I had bought 2 gallons and, without breaking the seal on the other gallon, I shook it to see if I could determine if this other gallon may be thick, also. I couldn't tell.

My project wasn't damaged, in any way, but I did have to do more cleaning up, than I normally do, because of this particular gallon of MS.

Yes, I guess it pays to read a label, but hell, MS is supposed to be MS and act and be like MS, I would think. Maybe this Green stuff has a shelf life..... (Is that on the label? I won't bother to reread the label, to see.). To me, something was wrong with this gallon of MS, at least for my purpose. The stripper's instructions for cleanup was to use MS. There wasn't anything abnormal with the stripper, to attribute to this issue.

I returned the Green and bought some clear. My project is coming along nicely, now.

Sonny

Reply to
Sonny

According to the label neither it nor any of its components are flammable. It's supposedly 99 percent volatile but with no volatile organic content. The MSDS says "hydrotreated light distillate".

Whatever it is, it is unlikely to bear any real resemblance to mineral spirits and I pity the painters who are stuck by regulations with using such crap.

Hey, Osama, Los Angeles.

Reply to
J. Clarke

On Sat, 27 Mar 2010 09:12:03 -0700 (PDT), the infamous Sonny scrawled the following:

If you expect ANY green product to work as well as its chemical counterpart, you're in for continual disappointment, Sonny. They invariably mean a -lot- more work and they're usually not as good in the cleaning department. Citrus strippers are one of the few exceptions to that rule. "But you're saving the planet."

You bet.

-- "Not always right, but never uncertain." --Heinlein -=-=-

Reply to
Larry Jaques

I like lacquer thinner to clean most everything that you would clean with paint thinner or turpentine. Cleaning brushes used with oil paint I use thinner and a spinner because I save the thinner in can or jar and the finish settles to the bottom leaving mainly clear thinner for the next use. Lacquer seems to leave the finish suspended, so I generally don't use it for cleaning oil brushes.

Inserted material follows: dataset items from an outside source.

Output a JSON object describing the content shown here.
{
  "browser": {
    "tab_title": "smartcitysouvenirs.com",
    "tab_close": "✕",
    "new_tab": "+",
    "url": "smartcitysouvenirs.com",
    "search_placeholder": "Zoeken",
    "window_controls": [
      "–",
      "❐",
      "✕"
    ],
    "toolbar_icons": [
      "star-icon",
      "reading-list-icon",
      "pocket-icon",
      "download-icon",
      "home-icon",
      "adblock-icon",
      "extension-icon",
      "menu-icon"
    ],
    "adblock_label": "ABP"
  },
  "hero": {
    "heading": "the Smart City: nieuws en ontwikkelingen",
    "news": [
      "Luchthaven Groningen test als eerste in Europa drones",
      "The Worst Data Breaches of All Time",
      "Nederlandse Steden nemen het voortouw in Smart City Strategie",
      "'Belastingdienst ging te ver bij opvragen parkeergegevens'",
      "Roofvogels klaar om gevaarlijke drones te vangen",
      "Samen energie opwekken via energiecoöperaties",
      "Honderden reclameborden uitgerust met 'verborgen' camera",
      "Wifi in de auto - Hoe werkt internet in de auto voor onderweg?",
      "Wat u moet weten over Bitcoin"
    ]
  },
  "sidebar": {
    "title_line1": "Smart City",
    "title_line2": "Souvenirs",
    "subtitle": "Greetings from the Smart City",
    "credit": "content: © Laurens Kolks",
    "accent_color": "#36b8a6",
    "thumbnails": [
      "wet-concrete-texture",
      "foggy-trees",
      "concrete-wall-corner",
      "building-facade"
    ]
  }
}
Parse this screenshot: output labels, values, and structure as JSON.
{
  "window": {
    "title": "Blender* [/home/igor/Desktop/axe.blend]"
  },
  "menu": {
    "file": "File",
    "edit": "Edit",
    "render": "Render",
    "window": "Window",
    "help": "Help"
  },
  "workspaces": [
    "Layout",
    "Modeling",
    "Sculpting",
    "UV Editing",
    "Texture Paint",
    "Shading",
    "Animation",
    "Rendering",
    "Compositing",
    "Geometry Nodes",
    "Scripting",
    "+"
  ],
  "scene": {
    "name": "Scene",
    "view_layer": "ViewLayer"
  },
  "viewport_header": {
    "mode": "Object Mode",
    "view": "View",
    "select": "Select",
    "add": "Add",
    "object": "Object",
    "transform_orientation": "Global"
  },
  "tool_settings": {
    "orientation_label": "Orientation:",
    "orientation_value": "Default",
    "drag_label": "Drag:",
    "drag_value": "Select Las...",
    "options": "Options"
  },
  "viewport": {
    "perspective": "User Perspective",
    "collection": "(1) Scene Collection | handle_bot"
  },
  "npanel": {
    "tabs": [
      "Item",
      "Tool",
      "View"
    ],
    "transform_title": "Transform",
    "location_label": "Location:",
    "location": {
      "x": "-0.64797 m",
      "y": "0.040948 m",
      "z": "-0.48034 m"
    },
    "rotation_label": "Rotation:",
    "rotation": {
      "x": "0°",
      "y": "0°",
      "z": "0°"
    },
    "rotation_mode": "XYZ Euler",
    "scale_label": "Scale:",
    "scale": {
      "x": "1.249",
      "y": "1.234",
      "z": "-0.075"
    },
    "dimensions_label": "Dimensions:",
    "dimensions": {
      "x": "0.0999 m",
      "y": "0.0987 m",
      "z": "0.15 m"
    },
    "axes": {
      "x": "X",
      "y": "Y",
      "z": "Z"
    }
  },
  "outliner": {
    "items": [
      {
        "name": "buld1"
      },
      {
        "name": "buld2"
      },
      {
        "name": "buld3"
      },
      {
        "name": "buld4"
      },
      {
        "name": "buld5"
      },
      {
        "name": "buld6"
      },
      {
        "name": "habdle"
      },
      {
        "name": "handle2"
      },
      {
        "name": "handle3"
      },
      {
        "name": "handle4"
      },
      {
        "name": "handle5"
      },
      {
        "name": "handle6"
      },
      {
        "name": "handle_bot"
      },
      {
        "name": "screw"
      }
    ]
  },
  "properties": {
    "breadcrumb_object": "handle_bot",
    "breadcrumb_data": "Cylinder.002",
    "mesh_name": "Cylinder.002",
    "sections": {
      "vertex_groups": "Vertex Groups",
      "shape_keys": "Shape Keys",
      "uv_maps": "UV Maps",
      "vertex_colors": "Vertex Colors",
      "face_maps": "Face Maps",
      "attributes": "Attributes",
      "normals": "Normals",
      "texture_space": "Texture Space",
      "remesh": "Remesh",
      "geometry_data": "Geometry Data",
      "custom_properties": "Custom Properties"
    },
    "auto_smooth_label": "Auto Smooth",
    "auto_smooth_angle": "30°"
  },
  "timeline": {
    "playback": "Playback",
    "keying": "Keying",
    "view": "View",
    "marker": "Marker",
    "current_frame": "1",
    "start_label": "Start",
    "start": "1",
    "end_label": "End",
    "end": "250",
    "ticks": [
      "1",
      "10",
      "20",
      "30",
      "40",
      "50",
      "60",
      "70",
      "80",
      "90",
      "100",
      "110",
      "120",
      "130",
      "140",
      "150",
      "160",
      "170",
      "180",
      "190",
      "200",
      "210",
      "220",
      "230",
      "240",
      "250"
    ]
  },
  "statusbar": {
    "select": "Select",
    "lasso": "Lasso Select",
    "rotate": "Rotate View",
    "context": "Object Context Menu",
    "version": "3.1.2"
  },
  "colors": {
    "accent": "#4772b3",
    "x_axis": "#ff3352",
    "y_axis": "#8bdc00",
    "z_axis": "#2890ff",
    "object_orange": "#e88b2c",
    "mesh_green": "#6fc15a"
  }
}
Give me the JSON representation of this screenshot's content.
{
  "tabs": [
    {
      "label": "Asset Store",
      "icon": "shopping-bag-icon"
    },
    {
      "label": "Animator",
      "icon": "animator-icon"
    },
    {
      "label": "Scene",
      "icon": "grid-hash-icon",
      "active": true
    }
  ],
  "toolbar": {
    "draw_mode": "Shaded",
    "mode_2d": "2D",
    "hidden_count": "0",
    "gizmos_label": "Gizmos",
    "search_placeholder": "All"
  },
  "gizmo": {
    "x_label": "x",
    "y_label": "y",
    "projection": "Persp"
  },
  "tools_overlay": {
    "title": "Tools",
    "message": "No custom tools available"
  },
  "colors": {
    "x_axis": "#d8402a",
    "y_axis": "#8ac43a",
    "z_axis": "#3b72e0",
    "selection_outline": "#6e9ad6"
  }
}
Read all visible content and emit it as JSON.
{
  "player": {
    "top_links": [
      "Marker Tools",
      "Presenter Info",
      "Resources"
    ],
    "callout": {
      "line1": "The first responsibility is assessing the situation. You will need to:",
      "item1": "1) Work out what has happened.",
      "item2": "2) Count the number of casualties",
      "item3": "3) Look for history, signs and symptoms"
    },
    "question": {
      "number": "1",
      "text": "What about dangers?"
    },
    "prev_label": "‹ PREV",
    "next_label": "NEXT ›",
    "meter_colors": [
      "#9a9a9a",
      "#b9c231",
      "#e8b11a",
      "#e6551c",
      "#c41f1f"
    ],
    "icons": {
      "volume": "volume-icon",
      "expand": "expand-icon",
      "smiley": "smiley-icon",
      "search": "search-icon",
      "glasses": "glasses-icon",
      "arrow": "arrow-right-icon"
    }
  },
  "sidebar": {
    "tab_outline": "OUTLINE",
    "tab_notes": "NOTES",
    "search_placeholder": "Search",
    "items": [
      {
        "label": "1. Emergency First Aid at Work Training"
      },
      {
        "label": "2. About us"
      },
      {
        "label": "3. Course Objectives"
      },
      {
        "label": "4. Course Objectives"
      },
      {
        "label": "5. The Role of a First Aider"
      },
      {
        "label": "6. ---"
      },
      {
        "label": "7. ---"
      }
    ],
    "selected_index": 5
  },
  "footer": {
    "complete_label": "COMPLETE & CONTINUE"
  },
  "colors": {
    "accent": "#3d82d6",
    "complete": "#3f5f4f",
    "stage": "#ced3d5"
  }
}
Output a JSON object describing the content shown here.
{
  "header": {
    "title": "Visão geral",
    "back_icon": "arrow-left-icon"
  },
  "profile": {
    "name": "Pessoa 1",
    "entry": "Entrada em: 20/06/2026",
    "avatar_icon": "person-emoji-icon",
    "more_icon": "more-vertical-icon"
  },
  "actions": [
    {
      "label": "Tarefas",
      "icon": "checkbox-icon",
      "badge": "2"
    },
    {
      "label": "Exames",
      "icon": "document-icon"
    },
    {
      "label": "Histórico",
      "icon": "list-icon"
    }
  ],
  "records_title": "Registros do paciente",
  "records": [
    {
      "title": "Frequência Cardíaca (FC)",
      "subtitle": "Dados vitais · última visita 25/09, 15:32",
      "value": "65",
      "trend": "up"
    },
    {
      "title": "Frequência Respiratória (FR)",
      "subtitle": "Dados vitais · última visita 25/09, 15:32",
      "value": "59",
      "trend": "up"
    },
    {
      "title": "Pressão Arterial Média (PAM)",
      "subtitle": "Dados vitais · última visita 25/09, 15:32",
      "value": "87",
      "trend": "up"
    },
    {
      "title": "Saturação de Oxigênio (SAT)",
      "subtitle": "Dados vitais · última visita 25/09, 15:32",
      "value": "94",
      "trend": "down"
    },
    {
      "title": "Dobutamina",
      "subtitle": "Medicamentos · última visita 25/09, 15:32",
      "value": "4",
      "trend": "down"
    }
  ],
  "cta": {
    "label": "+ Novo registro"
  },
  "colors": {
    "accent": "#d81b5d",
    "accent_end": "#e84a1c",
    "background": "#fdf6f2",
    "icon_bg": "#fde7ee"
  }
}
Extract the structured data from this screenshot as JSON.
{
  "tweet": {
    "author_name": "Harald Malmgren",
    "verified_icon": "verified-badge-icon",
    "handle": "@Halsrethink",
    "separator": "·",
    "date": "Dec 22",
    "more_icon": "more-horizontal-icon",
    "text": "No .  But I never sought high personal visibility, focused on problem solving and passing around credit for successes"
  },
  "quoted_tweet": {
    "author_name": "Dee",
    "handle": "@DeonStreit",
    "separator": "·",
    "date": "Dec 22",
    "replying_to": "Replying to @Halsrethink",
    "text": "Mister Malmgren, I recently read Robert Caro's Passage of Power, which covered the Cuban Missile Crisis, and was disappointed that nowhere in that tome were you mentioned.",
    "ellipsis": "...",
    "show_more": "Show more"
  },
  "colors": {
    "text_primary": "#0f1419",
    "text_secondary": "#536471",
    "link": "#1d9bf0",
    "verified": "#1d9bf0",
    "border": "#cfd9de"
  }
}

But for cleaning most stuff, cleaning wax and oil off cast iron, or that goo that covers some new cast iron tools, or glue on my disc sander, lacquer thinner works great. I would be uncomfortable not having a gallon of lacquer thinner in my paint cabinet. Hell, I've even used it for thinning polyurethane for spraying... (Almost) anything paint thinner does, lacquer thinner does better.

As far as green stuff goes, I generally shy away from anything based on global fraud:-)

Reply to
Jack Stein

using an ounce of the real stuff, or wasting a pint of the "green" - whixh is worse for the environment?? Even the "green " isn't harmless.